The first and only peanut in the earliest years of our country was the Carolina African runner, a variety with spreading vines and small seed pods. Peanuts do best in warm soil and require a long growing season. As a result, they were easily cultivated throughout the South. In 19th century Southern kitchens, many run by enslaved people, peanuts were boiled, ground into meal for fritters, candied, mashed, and decocted into hot beverages, roasted, or pressed into oil.
For many reasons, including their size, productivity, and disease resistance, the familiar Virginia peanut became more popular than Carolina African runners during the Civil War. The last Carolina African runners were grown commercially in the 1920s. By the 1950s, the variety was thought to be extinct.

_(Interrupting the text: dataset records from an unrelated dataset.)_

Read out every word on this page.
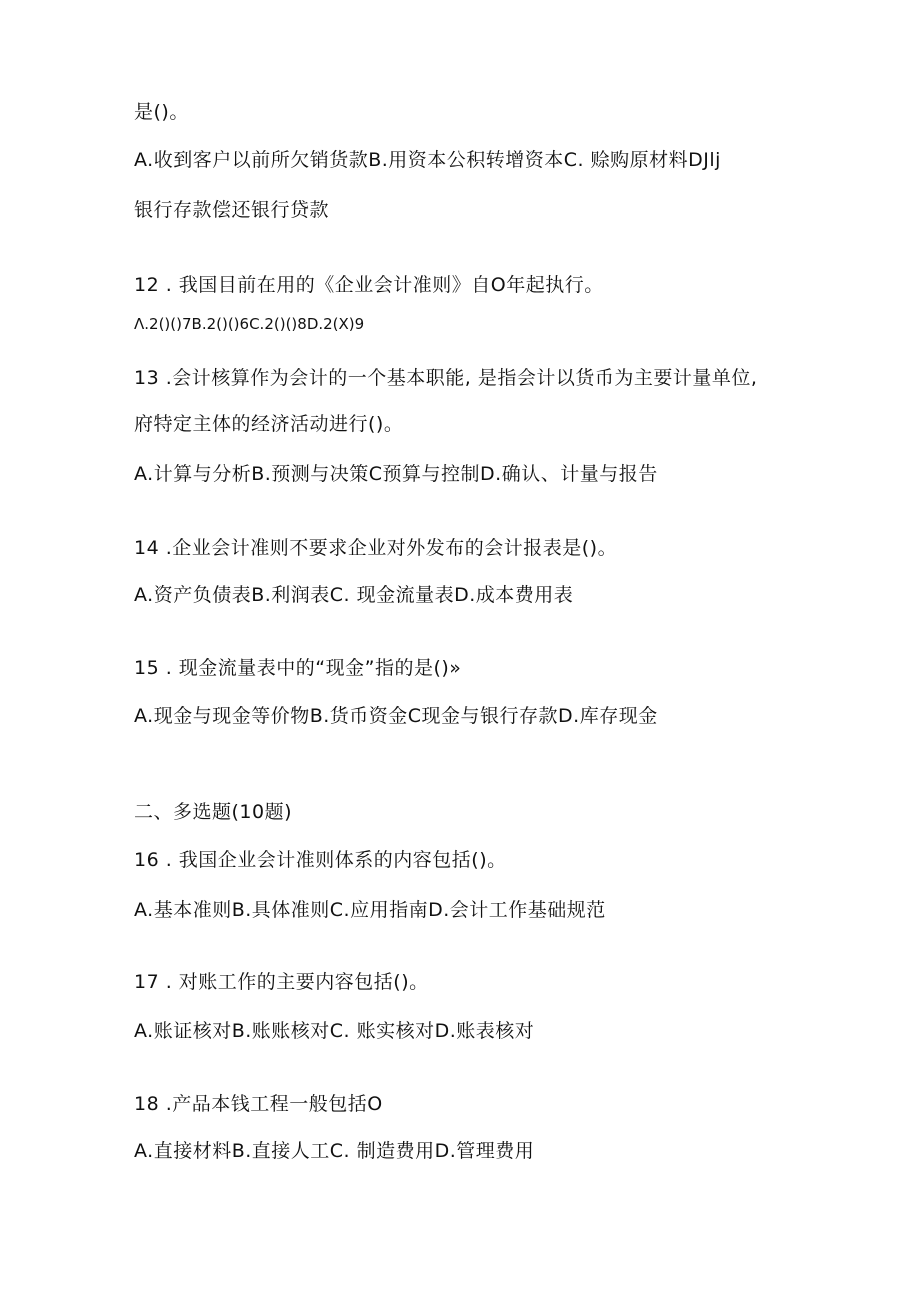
是()。
A.收到客户以前所欠销货款B.用资本公积转增资本C. 赊购原材料DJlj
银行存款偿还银行贷款
12 . 我国目前在用的《企业会计准则》自O年起执行。
Λ.2()()7B.2()()6C.2()()8D.2(X)9
13 .会计核算作为会计的一个基本职能, 是指会计以货币为主要计量单位,
府特定主体的经济活动进行()。
A.计算与分析B.预测与决策C预算与控制D.确认、计量与报告
14 .企业会计准则不要求企业对外发布的会计报表是()。
A.资产负债表B.利润表C. 现金流量表D.成本费用表
15 . 现金流量表中的“现金”指的是()»
A.现金与现金等价物B.货币资金C现金与银行存款D.库存现金
二、多选题(10题)
16 . 我国企业会计准则体系的内容包括()。
A.基本准则B.具体准则C.应用指南D.会计工作基础规范
17 . 对账工作的主要内容包括()。
A.账证核对B.账账核对C. 账实核对D.账表核对
18 .产品本钱工程一般包括O
A.直接材料B.直接人工C. 制造费用D.管理费用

In 2013, Dr. David Shields of the Carolina Gold Rice Foundation found 40 seeds of this variety in a North Carolina State University seed bank. The university sent 20 seeds to Dr. Brian Ward, an organic agriculture research scientist at Clemson Coastal Research and Education Center. Twelve seeds germinated, and he and Dr. Shields compared the mature plants to a photo from the Sloane Collection at the Natural History Museum in London for confirmation.
From those 12 plants, they harvested approximately 1,200 seeds in 2013—increasing to 60,000 in 2014; one million in 2015; 15 million in 2016. Now, seeds are once again available commercially.
Goizueta Gardens started growing Carolina African runners on Smith Farm in 2017. Each summer since, we plant a few rows alongside heirloom crops. From grasses in the meadow to fruit trees in the orchard to peanuts in the field, Living Collections at the farm are supported by research materials from Cherokee Garden Library.